He started to convulse, shaking, spasming, foaming at the mouth in his death throes. A hand went up, crooked finger, beckoned me closer. I fell down, my head by his lips and smelled that boneyard smell of fresh earth and flowers growing too well, the smell of death. His voice was only a whisper.
"He. . . he. . . ."
"He shot you, I know."
He shook his head furiously.
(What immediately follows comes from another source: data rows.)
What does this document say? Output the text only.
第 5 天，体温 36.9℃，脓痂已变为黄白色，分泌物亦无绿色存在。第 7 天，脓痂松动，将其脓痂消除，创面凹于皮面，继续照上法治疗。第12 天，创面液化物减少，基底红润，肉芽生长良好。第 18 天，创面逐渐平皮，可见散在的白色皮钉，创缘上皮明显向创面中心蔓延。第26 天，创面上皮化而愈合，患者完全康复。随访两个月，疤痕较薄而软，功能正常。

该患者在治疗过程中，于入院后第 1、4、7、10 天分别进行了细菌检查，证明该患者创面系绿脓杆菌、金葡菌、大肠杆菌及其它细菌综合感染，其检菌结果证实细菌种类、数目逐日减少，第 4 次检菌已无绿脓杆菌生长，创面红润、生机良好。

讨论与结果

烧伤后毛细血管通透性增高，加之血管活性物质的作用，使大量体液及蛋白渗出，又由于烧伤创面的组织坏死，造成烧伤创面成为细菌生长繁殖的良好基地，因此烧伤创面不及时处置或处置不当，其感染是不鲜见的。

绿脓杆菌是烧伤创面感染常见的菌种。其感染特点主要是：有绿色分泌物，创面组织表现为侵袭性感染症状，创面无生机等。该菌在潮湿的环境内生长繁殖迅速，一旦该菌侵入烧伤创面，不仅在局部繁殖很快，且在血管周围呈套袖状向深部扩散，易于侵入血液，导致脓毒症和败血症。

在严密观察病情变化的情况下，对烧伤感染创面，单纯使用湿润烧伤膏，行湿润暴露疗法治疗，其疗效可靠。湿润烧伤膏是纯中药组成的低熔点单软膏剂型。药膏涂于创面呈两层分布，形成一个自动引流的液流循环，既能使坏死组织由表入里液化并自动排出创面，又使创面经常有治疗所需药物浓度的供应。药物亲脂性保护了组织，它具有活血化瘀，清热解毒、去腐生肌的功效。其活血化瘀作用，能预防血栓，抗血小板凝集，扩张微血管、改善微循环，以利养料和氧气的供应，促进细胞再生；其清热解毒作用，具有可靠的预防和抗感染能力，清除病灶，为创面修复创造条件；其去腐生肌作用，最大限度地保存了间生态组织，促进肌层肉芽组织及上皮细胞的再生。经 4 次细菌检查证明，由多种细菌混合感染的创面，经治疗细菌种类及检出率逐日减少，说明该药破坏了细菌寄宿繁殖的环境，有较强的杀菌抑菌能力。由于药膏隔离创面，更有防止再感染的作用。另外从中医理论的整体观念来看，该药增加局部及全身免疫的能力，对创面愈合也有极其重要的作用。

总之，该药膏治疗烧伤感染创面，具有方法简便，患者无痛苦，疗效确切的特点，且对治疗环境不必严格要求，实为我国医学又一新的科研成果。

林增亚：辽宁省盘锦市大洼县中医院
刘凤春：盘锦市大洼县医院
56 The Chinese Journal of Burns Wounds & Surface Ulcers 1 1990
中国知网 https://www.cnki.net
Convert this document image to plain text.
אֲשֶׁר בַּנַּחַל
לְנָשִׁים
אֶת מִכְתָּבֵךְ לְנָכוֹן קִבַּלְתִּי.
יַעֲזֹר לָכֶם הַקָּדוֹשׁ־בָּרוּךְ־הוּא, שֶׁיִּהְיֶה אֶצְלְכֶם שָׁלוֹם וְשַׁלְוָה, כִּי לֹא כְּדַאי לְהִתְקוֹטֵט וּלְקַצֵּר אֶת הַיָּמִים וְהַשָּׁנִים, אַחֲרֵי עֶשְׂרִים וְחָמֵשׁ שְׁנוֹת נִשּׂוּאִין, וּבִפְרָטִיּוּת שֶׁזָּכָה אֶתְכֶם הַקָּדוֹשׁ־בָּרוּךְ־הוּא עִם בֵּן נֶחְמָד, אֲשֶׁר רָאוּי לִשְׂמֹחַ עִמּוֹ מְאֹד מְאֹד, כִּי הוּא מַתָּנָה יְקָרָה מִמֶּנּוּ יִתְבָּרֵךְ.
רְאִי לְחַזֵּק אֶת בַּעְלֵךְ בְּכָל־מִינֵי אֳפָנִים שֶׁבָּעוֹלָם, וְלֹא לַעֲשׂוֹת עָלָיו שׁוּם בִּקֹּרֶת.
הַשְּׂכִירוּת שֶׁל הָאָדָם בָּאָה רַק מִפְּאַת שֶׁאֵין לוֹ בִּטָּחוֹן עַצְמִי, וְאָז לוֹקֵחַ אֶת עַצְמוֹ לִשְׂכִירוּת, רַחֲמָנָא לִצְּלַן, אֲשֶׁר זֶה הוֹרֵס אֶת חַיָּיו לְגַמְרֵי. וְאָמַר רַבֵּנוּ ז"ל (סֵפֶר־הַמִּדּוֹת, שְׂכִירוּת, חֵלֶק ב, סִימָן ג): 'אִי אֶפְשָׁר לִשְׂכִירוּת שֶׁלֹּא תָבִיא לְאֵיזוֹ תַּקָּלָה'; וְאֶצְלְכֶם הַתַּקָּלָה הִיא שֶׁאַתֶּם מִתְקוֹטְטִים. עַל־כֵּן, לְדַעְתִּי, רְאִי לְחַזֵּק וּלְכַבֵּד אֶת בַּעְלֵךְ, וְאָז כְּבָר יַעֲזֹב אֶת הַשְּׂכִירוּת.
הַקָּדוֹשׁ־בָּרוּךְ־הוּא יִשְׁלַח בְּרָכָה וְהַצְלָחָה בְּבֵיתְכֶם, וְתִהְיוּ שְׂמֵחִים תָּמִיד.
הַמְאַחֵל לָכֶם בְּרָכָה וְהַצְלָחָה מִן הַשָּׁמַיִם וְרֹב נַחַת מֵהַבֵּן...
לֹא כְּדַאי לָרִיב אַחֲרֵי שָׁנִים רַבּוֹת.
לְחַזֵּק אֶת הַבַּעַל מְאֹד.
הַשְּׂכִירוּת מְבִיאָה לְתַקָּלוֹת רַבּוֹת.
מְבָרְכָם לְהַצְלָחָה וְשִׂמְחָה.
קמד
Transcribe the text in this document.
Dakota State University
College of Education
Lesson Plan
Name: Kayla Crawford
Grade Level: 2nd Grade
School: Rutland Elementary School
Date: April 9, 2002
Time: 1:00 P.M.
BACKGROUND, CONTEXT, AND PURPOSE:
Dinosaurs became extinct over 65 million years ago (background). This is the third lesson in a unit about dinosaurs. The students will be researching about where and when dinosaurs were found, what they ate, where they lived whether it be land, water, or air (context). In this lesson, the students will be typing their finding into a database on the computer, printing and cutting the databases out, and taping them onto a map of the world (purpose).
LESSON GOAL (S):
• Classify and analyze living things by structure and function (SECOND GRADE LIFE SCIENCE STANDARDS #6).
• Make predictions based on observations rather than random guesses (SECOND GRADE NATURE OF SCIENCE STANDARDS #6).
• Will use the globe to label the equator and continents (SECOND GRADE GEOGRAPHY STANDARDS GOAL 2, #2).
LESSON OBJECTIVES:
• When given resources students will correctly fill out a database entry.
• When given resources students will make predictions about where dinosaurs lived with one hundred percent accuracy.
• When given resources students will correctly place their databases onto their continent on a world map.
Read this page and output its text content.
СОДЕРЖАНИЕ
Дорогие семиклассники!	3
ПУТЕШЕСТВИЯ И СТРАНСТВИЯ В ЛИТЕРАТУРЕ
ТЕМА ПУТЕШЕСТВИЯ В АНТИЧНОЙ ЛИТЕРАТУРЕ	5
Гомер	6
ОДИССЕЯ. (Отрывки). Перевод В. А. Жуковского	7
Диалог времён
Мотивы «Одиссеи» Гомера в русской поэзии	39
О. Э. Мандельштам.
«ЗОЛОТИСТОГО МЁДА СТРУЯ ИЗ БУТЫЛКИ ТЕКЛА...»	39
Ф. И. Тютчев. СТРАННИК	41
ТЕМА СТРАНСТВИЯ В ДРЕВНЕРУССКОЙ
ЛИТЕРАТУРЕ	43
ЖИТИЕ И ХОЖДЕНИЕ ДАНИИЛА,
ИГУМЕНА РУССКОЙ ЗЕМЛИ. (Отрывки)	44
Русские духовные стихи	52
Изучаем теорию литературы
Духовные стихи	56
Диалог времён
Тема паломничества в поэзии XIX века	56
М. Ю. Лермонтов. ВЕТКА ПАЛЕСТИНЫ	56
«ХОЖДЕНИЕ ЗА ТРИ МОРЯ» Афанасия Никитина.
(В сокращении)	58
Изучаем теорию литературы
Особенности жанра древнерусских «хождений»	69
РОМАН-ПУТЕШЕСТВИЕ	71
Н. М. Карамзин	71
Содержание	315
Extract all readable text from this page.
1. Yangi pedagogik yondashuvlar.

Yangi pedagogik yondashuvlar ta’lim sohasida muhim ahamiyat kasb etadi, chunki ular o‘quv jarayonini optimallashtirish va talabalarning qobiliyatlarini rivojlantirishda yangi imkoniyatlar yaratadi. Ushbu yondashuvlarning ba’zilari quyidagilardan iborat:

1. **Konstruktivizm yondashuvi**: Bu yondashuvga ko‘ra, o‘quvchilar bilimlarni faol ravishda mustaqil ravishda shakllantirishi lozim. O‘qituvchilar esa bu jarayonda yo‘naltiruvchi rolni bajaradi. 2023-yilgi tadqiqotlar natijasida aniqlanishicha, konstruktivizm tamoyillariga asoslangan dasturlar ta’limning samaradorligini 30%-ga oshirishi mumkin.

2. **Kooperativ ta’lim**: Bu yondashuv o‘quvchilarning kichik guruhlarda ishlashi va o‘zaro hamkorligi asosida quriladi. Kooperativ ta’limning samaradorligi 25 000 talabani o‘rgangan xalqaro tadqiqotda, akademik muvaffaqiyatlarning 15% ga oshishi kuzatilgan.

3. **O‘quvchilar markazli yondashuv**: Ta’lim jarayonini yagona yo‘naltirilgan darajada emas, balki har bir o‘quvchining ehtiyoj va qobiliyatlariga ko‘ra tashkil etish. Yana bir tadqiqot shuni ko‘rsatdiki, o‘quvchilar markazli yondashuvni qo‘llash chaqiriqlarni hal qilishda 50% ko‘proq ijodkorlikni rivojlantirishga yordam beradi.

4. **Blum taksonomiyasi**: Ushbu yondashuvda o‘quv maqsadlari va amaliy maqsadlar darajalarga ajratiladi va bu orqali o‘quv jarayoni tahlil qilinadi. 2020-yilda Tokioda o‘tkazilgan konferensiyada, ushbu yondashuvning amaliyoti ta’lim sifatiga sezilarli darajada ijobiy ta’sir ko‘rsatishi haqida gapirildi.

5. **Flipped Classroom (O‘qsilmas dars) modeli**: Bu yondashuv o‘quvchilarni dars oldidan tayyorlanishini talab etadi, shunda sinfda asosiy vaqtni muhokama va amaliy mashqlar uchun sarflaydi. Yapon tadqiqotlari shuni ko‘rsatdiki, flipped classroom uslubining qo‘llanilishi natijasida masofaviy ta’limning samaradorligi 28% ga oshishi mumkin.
I knew all the life he had left was about to come pouring out. It took everything I had to hear.
"He. . . told you. . . his. . . name, didn't. . . he?"
"Yeah."
He smiles.
"Things. . . just. . . keep. . . ."
He was gone. He was gone and I could feel the sun on my face, the warm light of the dawn reminding me it was all a dream. It was all a dream that was fading away into sweat-drenched sheets and gasping breaths. It was all a dream but on the edge of my mind I heard his last words and knew exactly what they were meant to be.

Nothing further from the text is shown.